So a long answer to your question, but hopefully, that will add some color.
Joe Lower: And then let me try to put some quantification behind that, John. So if you think about really what Michael was saying, to deliver that, it’s investments in technology, it’s investments in people, capabilities, incubation of businesses and marketing. I mean, those are the kind of the buckets that we look at as we are developing solutions, developing capabilities, developing businesses. The cost of that, as I indicated last quarter, is tracking basically between 100 basis points to 200 basis points as a percentage of growth. And this quarter, it was about 150 basis points. When you look at our 61.9 as a percent, about 150 basis points of that are those types of costs that I’ve tracked that we kind of deemed the support of these critical initiatives, which I think will, as Mike referenced, position us fundamentally different going forward.
Mike Manley: Sorry, Jon, I didn’t mean to interrupt you. What were you saying?
John Murphy: No, no, no, finish up, I’m sorry, just had quick other ones.
Mike Manley: Yes. What I think is important is that what we’re talking about is a progressive expansion of our business. This isn’t a light switch because those customers that have become inactive are obviously transacting with someone else or a different — obviously with someone else or a different way, maybe they’re getting a service or part now from a non-franchised family-owned store. But the reality is they are continuing to transact. So this is not a light switch. All of a sudden, okay, you know what come back to us and everything changes. So you will see a progressive development of this part of the business. But I think what’s really important is it hasn’t just begun. If you look at the investments AutoNation pre-me have been making, for example, in their aftersales business and the development of their technicians, all of that type of business, I think, adds stability in times when new vehicle sales are up or down and margins are really in the hands of someone else and continues to lay down a base of profitability that enables us to develop great cash flow so that we can invest in these businesses.
So it is not a short quick burn flash. It’s a longer run part of the business, John. So I think that’s important for me to say that as well.

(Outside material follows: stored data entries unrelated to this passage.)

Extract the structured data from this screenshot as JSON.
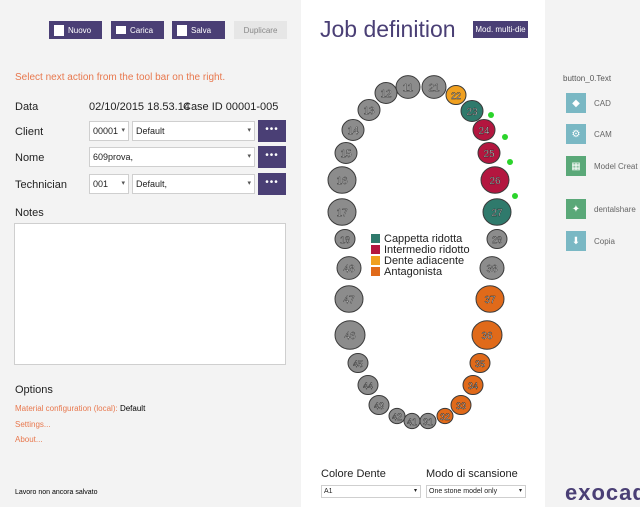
{
  "toolbar": {
    "nuovo": "Nuovo",
    "carica": "Carica",
    "salva": "Salva",
    "duplicare": "Duplicare"
  },
  "hint": "Select next action from the tool bar on the right.",
  "form": {
    "data_label": "Data",
    "data_value": "02/10/2015 18.53.14",
    "case_id": "Case ID 00001-005",
    "client_label": "Client",
    "client_code": "00001",
    "client_name": "Default",
    "nome_label": "Nome",
    "nome_value": "609prova,",
    "tech_label": "Technician",
    "tech_code": "001",
    "tech_name": "Default,",
    "dots": "•••",
    "notes_label": "Notes"
  },
  "options": {
    "title": "Options",
    "material_label": "Material configuration (local):",
    "material_value": "Default",
    "settings": "Settings...",
    "about": "About..."
  },
  "status": "Lavoro non ancora salvato",
  "main": {
    "title": "Job definition",
    "mod_button": "Mod. multi-die",
    "legend": [
      {
        "label": "Cappetta ridotta",
        "color": "#2f7a6c"
      },
      {
        "label": "Intermedio ridotto",
        "color": "#b3163f"
      },
      {
        "label": "Dente adiacente",
        "color": "#f0a020"
      },
      {
        "label": "Antagonista",
        "color": "#e06a1a"
      }
    ],
    "colore_label": "Colore Dente",
    "colore_value": "A1",
    "modo_label": "Modo di scansione",
    "modo_value": "One stone model only"
  },
  "teeth": [
    {
      "n": "11",
      "type": "grey"
    },
    {
      "n": "12",
      "type": "grey"
    },
    {
      "n": "13",
      "type": "grey"
    },
    {
      "n": "14",
      "type": "grey"
    },
    {
      "n": "15",
      "type": "grey"
    },
    {
      "n": "16",
      "type": "grey"
    },
    {
      "n": "17",
      "type": "grey"
    },
    {
      "n": "18",
      "type": "grey"
    },
    {
      "n": "21",
      "type": "grey"
    },
    {
      "n": "22",
      "type": "adjacent"
    },
    {
      "n": "23",
      "type": "cap"
    },
    {
      "n": "24",
      "type": "inter"
    },
    {
      "n": "25",
      "type": "inter"
    },
    {
      "n": "26",
      "type": "inter"
    },
    {
      "n": "27",
      "type": "cap"
    },
    {
      "n": "28",
      "type": "grey"
    },
    {
      "n": "31",
      "type": "grey"
    },
    {
      "n": "32",
      "type": "ant"
    },
    {
      "n": "33",
      "type": "ant"
    },
    {
      "n": "34",
      "type": "ant"
    },
    {
      "n": "35",
      "type": "ant"
    },
    {
      "n": "36",
      "type": "ant"
    },
    {
      "n": "37",
      "type": "ant"
    },
    {
      "n": "38",
      "type": "grey"
    },
    {
      "n": "41",
      "type": "grey"
    },
    {
      "n": "42",
      "type": "grey"
    },
    {
      "n": "43",
      "type": "grey"
    },
    {
      "n": "44",
      "type": "grey"
    },
    {
      "n": "45",
      "type": "grey"
    },
    {
      "n": "46",
      "type": "grey"
    },
    {
      "n": "47",
      "type": "grey"
    },
    {
      "n": "48",
      "type": "grey"
    }
  ],
  "tooth_colors": {
    "grey": "#8c8c8c",
    "cap": "#2f7a6c",
    "inter": "#b3163f",
    "adjacent": "#f0a020",
    "ant": "#e06a1a"
  },
  "right": {
    "header": "button_0.Text",
    "items": [
      "CAD",
      "CAM",
      "Model Creat",
      "dentalshare",
      "Copia"
    ]
  },
  "brand": "exocad"
}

John Murphy: That’s very helpful. Just real quickly on inventory levels and the potential for UAW strike, which seems like it’s fairly likely, Mike, I mean, obviously, your former life, you’re close to this stuff. I wouldn’t say it’s probably near your heart, but not dear to it. The situation is going to be pretty difficult. And it sounds like we’re going to have some level of an extended strike at one, if not all, of the D3. How are you setting up to handle that? And what kind of implications might that have as we go through the end of the year for the business.

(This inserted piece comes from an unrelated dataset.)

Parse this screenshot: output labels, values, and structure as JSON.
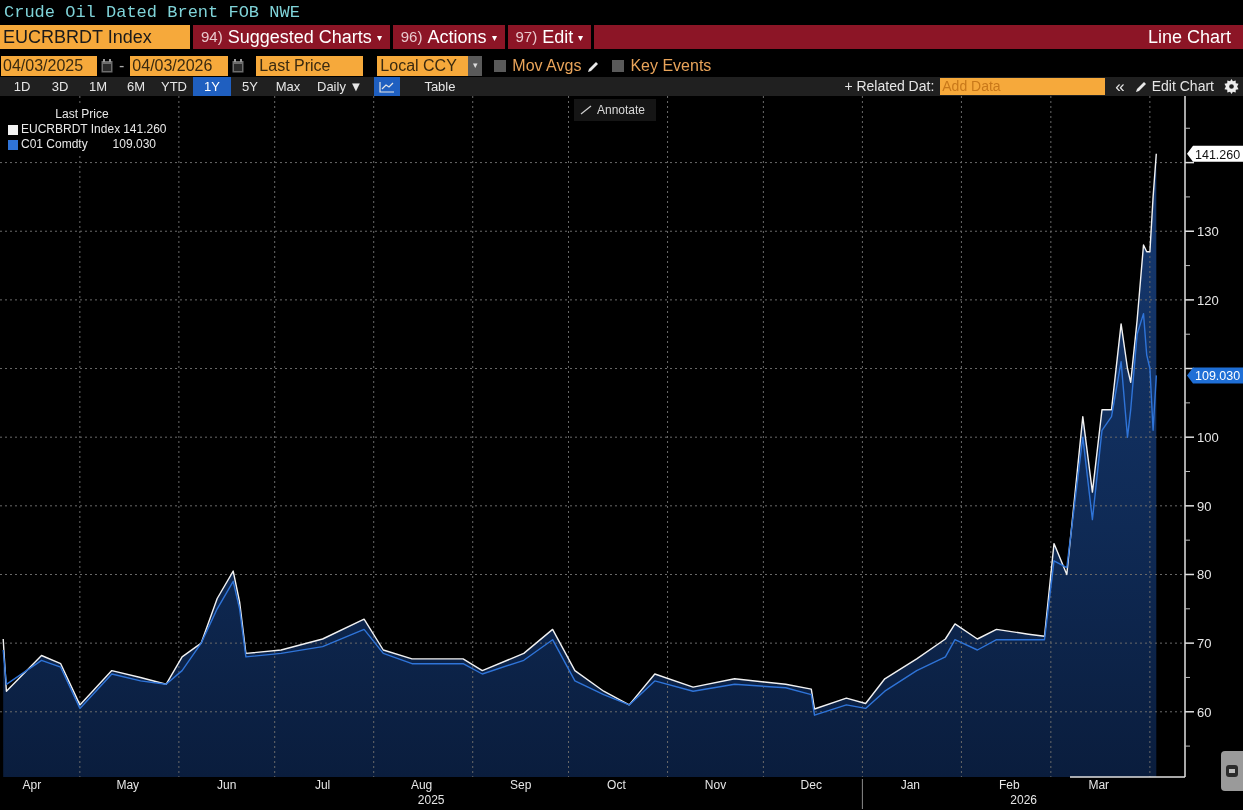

Mike Manley: Yes, obviously, John, we’re watching it very closely as I’m sure a lot of people are. I think your overview of the situation is probably right. What having been on one side of that table, I think, ultimately, what needs to prevail is the fact that the interest need to be balanced and ultimately get in line. Now whether that is a strike or prolonged strike or they get to an agreement beforehand, I don’t know. But what I can tell you is if you look at the inventory development, the biggest growth in inventory that we’ve had is in our domestic. That to me gives me a level of comfort. We know we can survive on inventory levels way below the ones that we have today. And it looks as if it will continue to build as we get through the summer before the summer shutdowns in the plant.